El Perú volvió a registrar una señal positiva en ...
El gobierno de José María Balcázar, el gobierno de la izquierda radical vinculado a la candidatura de Roberto Sánchez, sigue en la farra fiscal, en la fiesta de la despedida de un sector que, al parecer, sabe más que nadie que perderá el poder en la segunda vuelta. En ese sentido, se acaba de aprobar el Decreto de Urgencia 003-2026 mediante el cual se establece un salvataje de US$ 2,000 millones para Petroperú, la petrolera estatal que está absolutamente quebrada y no tiene ninguna viabilidad económica.
Una de las razones que se argumenta es el desabastecimiento energético por la guerra en el Medio Oriente y la participación de Petroperú en la distribución de los combustibles, sobre todo en el oriente del país. Sin embargo, para todos es conocido que la petrolera estatal apenas participa con menos del 20% en el mercado nacional de combustibles. ¿De dónde entonces la emergencia nacional para regalar US$ 2000 millones de los recursos fiscales a una empresa estatal irresponsable y quebrada? Más aún cuando el déficit de capital de trabajo al cierre de marzo representaba US$ 1300 millones. Es decir, a Petroperú le faltaban US$ 1300 millones para honrar deudas de trabajo, entre ellas el pago de los proveedores. En ese contexto, se le regala US$ 2000 millones. En otras palabras, paguen sus irresponsabilidades e ineficiencias y sigan gastando.
Con esta decisión, desde el 2017 hasta la actualidad se acumulan US$ 7000 millones en aumentos de capital, líneas de crédito y garantías del Estado. Los argumentos del gobierno de Balcázar para la pachanga fiscal –con los recursos que aporta el sector privado a través del pago de impuestos– acerca de que el Ministerio de Energía y Minas asumirá la garantía de un financiamiento internacional que se ejecutará a través de Proinversión no resisten el menor análisis. Finalmente la riqueza nacional que produce el sector privado y los ciudadanos se irá como agua por el caño porque esa es la conducta permanente de las izquierdas en todas sus versiones.
El fracaso general de Petroperú evoca el fracaso de las más de 200 empresas estatales durante el velasquismo antes de las reformas económicas de los noventa, que generó un déficit fiscal de más del 12% del PBI de entonces y desató una de las hiperinflaciones más aterradoras de la historia mundial. Una tragedia que derrumbó el PBI en más del 30% y empobreció a más del 60% de los peruanos; es decir, el primer antecedente de la pobreza y la miseria que desataron los proyectos chavistas en Venezuela y en la región.
La izquierda propone agrandar el Estado y saquear la riqueza nacional. Por ejemplo, el proceso de descentralización es otra tragedia que revela cómo se dilapidan los recursos nacionales que producen el sector privado y los ciudadanos del Perú.

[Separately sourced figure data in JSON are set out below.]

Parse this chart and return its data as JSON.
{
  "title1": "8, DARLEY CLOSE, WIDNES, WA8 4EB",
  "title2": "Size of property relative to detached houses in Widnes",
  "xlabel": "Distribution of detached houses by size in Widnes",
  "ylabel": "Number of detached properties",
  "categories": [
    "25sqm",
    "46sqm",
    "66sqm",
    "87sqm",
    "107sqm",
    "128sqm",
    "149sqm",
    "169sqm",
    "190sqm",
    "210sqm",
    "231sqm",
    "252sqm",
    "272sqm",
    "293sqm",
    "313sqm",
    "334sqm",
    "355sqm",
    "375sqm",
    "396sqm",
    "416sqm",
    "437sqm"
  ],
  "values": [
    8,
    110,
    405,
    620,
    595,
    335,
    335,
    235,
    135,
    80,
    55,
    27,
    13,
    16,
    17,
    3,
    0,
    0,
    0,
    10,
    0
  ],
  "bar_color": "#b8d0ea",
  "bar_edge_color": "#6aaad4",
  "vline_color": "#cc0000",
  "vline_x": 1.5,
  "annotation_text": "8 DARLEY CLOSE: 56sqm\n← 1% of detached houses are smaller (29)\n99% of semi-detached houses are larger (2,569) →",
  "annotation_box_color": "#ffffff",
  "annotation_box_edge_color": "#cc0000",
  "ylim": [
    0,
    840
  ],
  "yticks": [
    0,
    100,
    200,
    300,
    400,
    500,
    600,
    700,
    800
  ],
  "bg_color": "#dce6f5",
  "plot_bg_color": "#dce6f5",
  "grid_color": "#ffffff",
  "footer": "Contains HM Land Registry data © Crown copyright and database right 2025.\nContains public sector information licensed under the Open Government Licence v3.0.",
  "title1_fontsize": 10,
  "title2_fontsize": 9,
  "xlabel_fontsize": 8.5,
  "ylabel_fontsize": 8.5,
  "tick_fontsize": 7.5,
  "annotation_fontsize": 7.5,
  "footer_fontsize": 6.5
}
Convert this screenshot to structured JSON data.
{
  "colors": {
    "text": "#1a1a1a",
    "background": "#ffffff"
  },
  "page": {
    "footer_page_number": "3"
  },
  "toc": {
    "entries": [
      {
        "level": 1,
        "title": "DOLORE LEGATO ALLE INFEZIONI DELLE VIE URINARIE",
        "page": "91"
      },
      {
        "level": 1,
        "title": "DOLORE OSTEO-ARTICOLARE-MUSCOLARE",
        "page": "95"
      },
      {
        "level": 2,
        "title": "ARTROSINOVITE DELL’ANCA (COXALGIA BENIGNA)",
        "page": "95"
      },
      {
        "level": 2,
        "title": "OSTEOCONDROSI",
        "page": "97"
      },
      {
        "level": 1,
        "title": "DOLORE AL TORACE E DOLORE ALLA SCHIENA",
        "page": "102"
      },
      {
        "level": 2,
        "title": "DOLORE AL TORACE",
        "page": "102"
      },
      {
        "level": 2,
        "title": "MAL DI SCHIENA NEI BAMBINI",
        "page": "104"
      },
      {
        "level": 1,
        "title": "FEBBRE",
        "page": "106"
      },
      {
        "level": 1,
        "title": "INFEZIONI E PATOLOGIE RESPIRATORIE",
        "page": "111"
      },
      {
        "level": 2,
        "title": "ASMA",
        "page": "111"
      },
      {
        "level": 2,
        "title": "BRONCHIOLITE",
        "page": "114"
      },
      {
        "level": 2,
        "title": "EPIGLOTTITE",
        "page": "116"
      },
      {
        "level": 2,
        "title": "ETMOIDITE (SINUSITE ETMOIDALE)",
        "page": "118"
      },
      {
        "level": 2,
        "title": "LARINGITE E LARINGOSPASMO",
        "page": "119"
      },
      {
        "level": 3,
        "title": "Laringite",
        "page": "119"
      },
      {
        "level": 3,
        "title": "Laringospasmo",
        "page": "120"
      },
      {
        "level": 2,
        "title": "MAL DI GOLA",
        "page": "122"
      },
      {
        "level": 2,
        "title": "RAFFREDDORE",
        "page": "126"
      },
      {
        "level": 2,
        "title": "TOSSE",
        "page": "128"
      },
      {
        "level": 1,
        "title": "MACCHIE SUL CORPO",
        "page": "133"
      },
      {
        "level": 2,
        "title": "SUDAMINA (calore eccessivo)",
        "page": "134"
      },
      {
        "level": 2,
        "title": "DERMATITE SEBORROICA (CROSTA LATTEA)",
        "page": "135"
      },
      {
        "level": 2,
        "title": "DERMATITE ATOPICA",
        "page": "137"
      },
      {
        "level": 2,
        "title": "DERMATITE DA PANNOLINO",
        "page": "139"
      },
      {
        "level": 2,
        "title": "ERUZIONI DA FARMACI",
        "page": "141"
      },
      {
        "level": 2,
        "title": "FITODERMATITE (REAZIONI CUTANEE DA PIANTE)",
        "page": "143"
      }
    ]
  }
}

En el 2019 en el Plan de Competitividad se estableció que para resolver los problemas de agua y desagüe, alcantarillado, escuelas, postas médicas y carreteras, en los próximos cinco años se necesitaban S/ 117,000 millones. Entre el 2019 y el 2025 los gobiernos subnacionales encargados de estas obras gastaron S/ 310,000 millones. Sin embargo, siguen existiendo 3.5 millones de personas sin agua potable. No debería existir un solo peruano sin este servicio.
En el Perú, pues, sobran recursos para resolver todos los problemas y brechas sociales por la riqueza que crea el sector privado –que financia el 80% de los ingresos fiscales– y que se recolecta a través de los impuestos. El problema es que la izquierda siempre está buscando agrandar el Estado y multiplicar el saqueo de los recursos nacionales.
La situación de Petroperú es un caso paradigmático sobre cómo las empresas estatales se han convertido en un flagelo en el Perú. Si a los US$ 7,000 millones que acumula el Estado –es decir, todos los peruanos– en salvatajes a Petroperú le sumamos los más de US$ 8,000 millones en deuda garantizada por el Estado estamos ante uno de los mayores escándalos de despilfarro, ineficiencia y corrupción de una empresa estatal en la región.
Una razón más para votar en contra de la propuesta chavista en el Perú.